FOURTH OF JULIE
My sister’s home feels like a luxury California resort and spa, with a yard three times the size of the house itself, an outdoor kitchen and bar with built-in beer taps and an infinity-edged pool and Jacuzzi with a waterfall overlooking a canyon and protected bird sanctuary. The lawns are expansive enough for a planned putting green, as well as bocci ball, horseshoe and badminton courts. In addition to the three separate picnicking areas, there’s a wooden grape arbor shading a farmhouse table for twelve. At night, she fires up a lava rock fire pit and a wood-burning brick fireplace and pizza oven, with tiki torches and hanging lanterns providing optional firelight. Lavender and rosemary patches become most fragrant in the noonday sun, and in the summertime peach and apricot trees drop fruit around the yard. Yesterday she gathered all that to make homemade jam, barbecue sauce, cobbler and Fuzzy Navels for an impromptu Fourth of July picnic for sixteen.
Among her well-heeled suburban guest list in North County San Diego were two financial analysts, a mortgage broker, a State Department official, an Olympic-level athlete turned swim coach, and a contractor known to have cornered the local market on epoxy flooring. There were assorted children and mix and match wives whose names I didn’t catch. At least one was pregnant, although I only did a cursory spot check, along with plenty of talk about C-sections, Elmo, healthy snacking, squirt guns and time outs.

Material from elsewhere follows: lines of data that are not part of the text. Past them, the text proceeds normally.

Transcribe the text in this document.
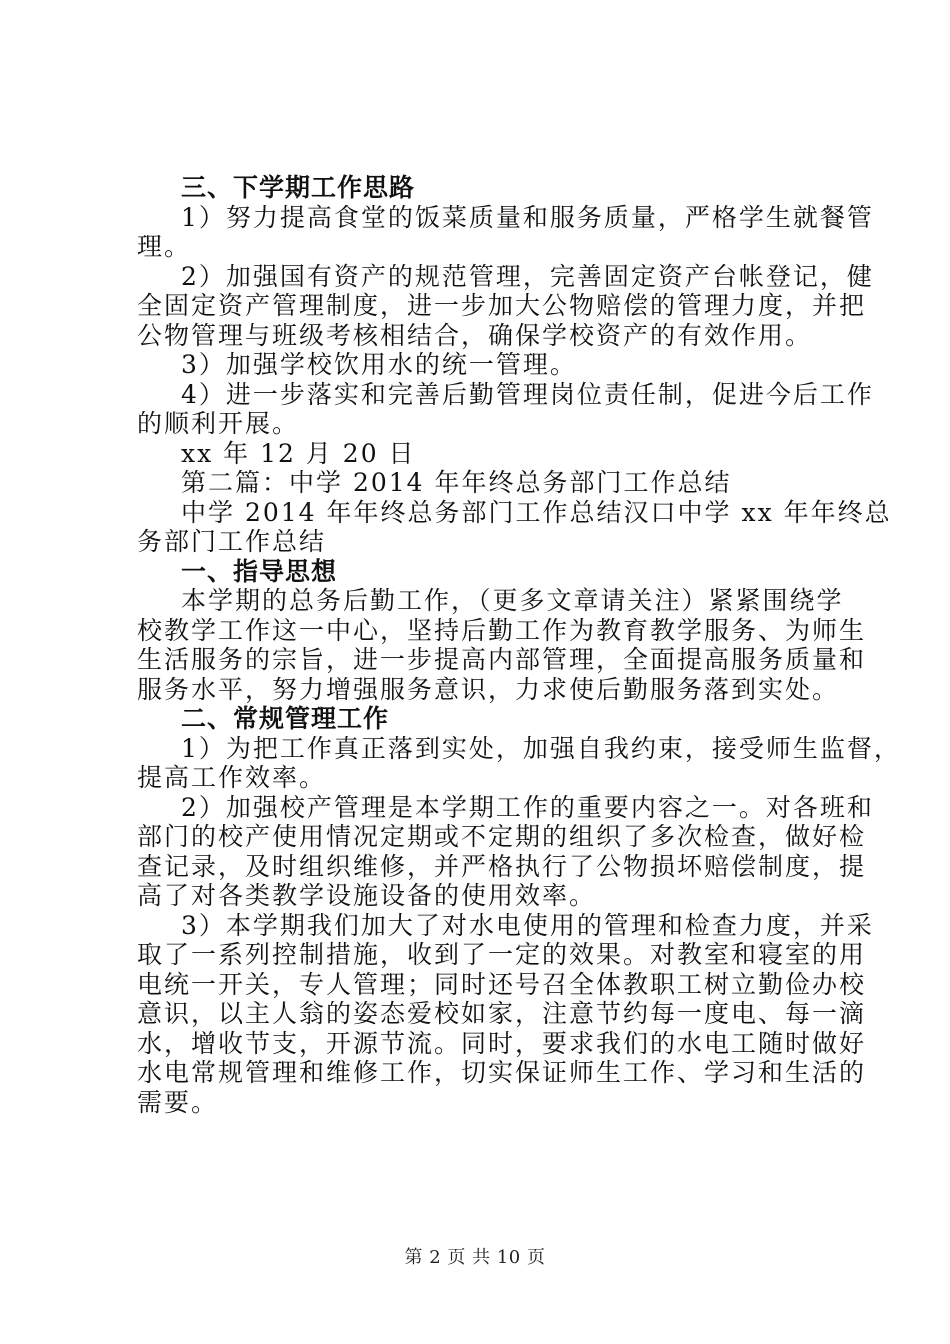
三、下学期工作思路
1）努力提高食堂的饭菜质量和服务质量，严格学生就餐管
理。
2）加强国有资产的规范管理，完善固定资产台帐登记，健
全固定资产管理制度，进一步加大公物赔偿的管理力度，并把
公物管理与班级考核相结合，确保学校资产的有效作用。
3）加强学校饮用水的统一管理。
4）进一步落实和完善后勤管理岗位责任制，促进今后工作
的顺利开展。
xx 年 12 月 20 日
第二篇：中学 2014 年年终总务部门工作总结
中学 2014 年年终总务部门工作总结汉口中学 xx 年年终总
务部门工作总结
一、指导思想
本学期的总务后勤工作，（更多文章请关注）紧紧围绕学
校教学工作这一中心，坚持后勤工作为教育教学服务、为师生
生活服务的宗旨，进一步提高内部管理，全面提高服务质量和
服务水平，努力增强服务意识，力求使后勤服务落到实处。
二、常规管理工作
1）为把工作真正落到实处，加强自我约束，接受师生监督，
提高工作效率。
2）加强校产管理是本学期工作的重要内容之一。对各班和
部门的校产使用情况定期或不定期的组织了多次检查，做好检
查记录，及时组织维修，并严格执行了公物损坏赔偿制度，提
高了对各类教学设施设备的使用效率。
3）本学期我们加大了对水电使用的管理和检查力度，并采
取了一系列控制措施，收到了一定的效果。对教室和寝室的用
电统一开关，专人管理；同时还号召全体教职工树立勤俭办校
意识，以主人翁的姿态爱校如家，注意节约每一度电、每一滴
水，增收节支，开源节流。同时，要求我们的水电工随时做好
水电常规管理和维修工作，切实保证师生工作、学习和生活的
需要。
第 2 页 共 10 页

My sister’s husband is a stockbroker who wanted to be a television producer, and my sister is a lawyer who wanted to be a gourmet chef. In college, she studied in France and learned to speak flawless French but hasn’t made it back much since. Since he is bald and so white he actually glows, it was hard not to worry about the fate of his enormous head in the scorching sunlight reflecting off the sparkling, free-form pool, where he wondered aloud what “the poor people” were doing right now. “We’re fine,” I told him, lying in a nearby lounger with my two farting wiener dogs at my feet. “I am a screenwriter who wanted to be a screenwriter,” I thought about adding by way of explanation. But he was on to a more pressing conversation about swim diapers and how it takes seven seconds for chlorine to kill uric acid.
In a more energetic mood, I might have interjected that, given the choice between authenticity and poverty, I chose the path less traveled by, the one with no swimmers to diaper, or guns to squirt or time outs to give. And even on weekends and holidays—when I’m occasionally compelled to go out and play with those who appear to have everything—that has made all the difference.
But I didn't bother with any of that, since he probably isn't all that big on the poetry of Robert Frost or really any of your major literary figures not recently published on the sports page. Neither did I hand him a hat and a tube of sunscreen and implore him to save himself. My sister recently told me that he and I are co-beneficiaries on her life insurance policy, and I figured if he wants to check out early from malignant melanoma, who was I to interfere? I may be a dreamer, but hell, I'm no fool.